Modelling Approaches

The various landscapes around the Bellarine area require differing modelling approaches at differing resolutions. During the scoping phase of the project, areas of concern were identified. These were visited during the site inspection and potential flooding mechanisms were confirmed. Additional information for model detail was also gathered during the site visit, including potential flood paths that may not have been detected by the LiDAR, and the presence and condition of defences that were not included in the structures database. From this, the appropriate scale and resolution of modelling was determined for each compartment. Where recent detailed modelling was available, the scope of modelling was reduced accordingly. The modelling approaches are noted in Table 4-2.

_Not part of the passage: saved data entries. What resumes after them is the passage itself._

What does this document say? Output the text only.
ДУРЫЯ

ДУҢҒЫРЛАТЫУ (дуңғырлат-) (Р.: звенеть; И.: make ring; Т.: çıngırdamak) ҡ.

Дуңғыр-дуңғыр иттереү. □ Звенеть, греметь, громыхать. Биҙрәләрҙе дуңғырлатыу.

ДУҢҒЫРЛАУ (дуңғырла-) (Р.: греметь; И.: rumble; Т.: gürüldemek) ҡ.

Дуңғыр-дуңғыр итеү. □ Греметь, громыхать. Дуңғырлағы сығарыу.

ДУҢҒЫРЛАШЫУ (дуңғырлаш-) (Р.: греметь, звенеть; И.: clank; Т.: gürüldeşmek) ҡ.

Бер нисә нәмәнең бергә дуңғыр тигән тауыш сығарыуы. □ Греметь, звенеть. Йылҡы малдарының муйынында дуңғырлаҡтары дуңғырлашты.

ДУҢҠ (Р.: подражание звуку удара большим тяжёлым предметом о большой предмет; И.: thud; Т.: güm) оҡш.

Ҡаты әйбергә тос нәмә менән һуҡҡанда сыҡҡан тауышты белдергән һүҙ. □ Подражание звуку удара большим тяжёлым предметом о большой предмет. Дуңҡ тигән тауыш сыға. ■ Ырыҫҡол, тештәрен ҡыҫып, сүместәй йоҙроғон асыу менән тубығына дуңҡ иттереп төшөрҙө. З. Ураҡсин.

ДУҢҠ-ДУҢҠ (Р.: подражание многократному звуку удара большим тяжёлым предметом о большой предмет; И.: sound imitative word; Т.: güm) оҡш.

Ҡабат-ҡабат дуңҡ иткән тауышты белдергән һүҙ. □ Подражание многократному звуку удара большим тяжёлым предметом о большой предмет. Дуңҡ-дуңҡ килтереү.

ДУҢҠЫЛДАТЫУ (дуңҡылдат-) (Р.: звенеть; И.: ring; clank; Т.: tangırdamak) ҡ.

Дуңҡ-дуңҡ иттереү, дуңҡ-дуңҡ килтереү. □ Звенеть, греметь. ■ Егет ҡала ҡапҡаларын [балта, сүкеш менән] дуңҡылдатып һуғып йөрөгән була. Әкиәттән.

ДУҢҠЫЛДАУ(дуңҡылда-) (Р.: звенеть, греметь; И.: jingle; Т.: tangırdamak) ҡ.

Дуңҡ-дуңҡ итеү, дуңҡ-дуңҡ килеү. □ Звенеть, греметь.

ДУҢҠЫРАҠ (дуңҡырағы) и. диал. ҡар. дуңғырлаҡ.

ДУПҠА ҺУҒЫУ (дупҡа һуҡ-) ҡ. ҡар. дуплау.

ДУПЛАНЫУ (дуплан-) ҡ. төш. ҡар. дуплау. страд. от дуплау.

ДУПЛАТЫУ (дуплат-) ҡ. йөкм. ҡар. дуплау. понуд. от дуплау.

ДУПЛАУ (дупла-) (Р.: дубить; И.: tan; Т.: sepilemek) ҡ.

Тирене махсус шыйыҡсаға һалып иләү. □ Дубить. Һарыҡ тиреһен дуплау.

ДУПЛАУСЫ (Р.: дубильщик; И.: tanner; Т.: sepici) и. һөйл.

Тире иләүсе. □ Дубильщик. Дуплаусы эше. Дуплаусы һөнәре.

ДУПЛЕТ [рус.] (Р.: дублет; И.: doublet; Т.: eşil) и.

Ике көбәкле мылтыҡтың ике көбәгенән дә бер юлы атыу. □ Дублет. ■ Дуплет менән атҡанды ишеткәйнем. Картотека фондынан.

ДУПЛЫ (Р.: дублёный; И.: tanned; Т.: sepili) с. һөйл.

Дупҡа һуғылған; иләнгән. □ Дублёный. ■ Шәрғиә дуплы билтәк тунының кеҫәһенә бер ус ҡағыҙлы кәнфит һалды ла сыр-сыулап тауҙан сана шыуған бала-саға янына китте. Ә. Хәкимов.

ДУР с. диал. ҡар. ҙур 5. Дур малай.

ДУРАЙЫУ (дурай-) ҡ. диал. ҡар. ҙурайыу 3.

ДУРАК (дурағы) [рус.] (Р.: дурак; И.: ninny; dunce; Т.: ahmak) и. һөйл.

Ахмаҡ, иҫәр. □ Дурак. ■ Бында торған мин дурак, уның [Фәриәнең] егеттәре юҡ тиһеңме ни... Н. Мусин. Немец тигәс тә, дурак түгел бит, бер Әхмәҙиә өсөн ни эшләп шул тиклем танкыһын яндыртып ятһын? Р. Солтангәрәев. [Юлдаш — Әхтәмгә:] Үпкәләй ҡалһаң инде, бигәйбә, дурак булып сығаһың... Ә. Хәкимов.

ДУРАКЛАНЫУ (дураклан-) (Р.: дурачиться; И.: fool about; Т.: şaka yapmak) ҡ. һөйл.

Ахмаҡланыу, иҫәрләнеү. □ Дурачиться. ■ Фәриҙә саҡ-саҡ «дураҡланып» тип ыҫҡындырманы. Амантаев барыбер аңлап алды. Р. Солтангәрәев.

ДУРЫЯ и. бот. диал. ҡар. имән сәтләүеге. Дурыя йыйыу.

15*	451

Table 4-2     Modelling techniques

Hazard Techniques employed
Wave modelling SWAN
Wave setup and runup LITPROF and empirical calculations
Flooding / inundation SOBEK for complex river / estuary environments
Coastal inundation through static modelling – for less complex areas
Overtopping EurOtop


The inundation modelling includes both dynamic and static modelling approaches. Dynamic modelling simulates the movement of water through the environment by accounting for the flow paths, friction of various surfaces and the time variation of sea-level and river flows. The dynamic methods are applied to the higher priority locations and where flow paths are more complex. The static modelling refers to the horizontal projection of the peak water-level across the terrain based on land elevation (i.e. “bathtub” method). This method is applicable for the medium and low-priority locations, where there are less complex inundation mechanisms e.g. low-lying areas with little or no dune and no defences. The static inundation does, however, include consideration of flow paths where possible and information relating to the event under which the inundation would be expected to occur, including the standard of protection of any foreshore structures.

Future tidal levels were also used to give an indication of the possible future shoreline location for low-lying areas.

Overtopping discharge volumes are given for information and to determine potential failure mechanisms and timeframes. The stated volumes should be checked if required for design purposes.